Utang BUMN Mengancam Keuangan Negara

rudall30/123RF
Penulis: Safrezi Fitra
19/10/2018, 08.54 WIB

Langkah pemerintah menggenjot pembangunan infrastruktur dengan menugaskan Badan Usaha Milik Negara (BUMN) berpotensi membahayakan keuangan negara. Kebutuhan dana yang besar, membuat perusahaan pelat merah agresif berutang yang secara tidak langsung bisa menimbulkan risiko fiskal dan membebani anggaran negara. Sementara defisit anggaran negara masih tinggi, karena penerimaannya rendah dan tak pernah mencapai target.

Laporan dari Organisasi Negara untuk Kerjasama Ekonomi dan Pembangunan (OECD) dirilis di sela pertemuan tahunan IMF-World Bank di Bali, pekan lalu, menyoroti permasalahan ini.

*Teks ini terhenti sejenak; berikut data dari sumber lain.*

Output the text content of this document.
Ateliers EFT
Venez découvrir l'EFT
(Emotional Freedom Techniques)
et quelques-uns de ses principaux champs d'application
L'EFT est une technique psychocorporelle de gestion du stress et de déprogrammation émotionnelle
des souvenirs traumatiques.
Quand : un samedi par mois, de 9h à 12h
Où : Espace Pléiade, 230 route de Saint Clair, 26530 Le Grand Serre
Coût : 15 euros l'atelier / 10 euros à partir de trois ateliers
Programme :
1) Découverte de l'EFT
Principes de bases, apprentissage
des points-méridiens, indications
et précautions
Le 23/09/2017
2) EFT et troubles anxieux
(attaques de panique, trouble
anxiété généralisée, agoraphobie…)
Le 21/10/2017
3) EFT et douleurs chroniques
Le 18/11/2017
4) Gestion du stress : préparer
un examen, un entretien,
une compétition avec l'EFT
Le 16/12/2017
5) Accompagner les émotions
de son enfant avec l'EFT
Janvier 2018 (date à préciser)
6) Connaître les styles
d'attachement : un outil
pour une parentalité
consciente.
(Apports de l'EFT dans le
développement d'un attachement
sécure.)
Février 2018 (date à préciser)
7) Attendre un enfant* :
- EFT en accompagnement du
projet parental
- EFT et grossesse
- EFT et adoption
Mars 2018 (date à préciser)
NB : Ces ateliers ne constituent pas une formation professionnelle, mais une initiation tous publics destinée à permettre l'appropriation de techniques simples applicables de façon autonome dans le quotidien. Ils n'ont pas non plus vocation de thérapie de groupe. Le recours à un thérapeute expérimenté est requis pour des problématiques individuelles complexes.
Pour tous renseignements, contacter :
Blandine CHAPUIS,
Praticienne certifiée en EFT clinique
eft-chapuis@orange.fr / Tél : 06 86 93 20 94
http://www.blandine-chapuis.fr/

OECD menilai ada risiko fiskal yang akan muncul dari beban keuangan sejumlah BUMN untuk mendanai proyek infrastruktur pemerintah. “Kerentanan keuangan mulai meningkat di sejumlah BUMN,” seperti dikutip dari Laporan Survei Ekonomi OECD Indonesia 2018.

Menurut OECD, pemerintah menjadikan BUMN unsur penting dalam strategi infrastruktur dan pembangunan dalam beberapa tahun terakhir. Asumsi ini berdasarkan rencana tahun 2016 dalam mempercepat 245 Proyek Strategis Nasional (PSN). Sekitar 30% dari proyek-proyek tersebut mengandalkan pembiayaan dari BUMN.

Belanja modal BUMN ditargetkan hampir 3% Pendapatan Domestik Bruto (PDB) tahun ini, lebih dari dua kali lipat dari porsi belanja 2015. Pemerintah memang memberikan dukungan, terutama suntikan modal dan program revaluasi aset untuk pembiayaannya. Namun, itu saja belum cukup. Kebutuhan dana yang besar membuat BUMN mencari pendanaan lain dari perbankan dan pasar modal. Walhasil tingkat utang beberapa BUMN mengalami peningkatan yang cukup drastis.

(Baca: Menimbang Beratnya Beban Utang BUMN Karya)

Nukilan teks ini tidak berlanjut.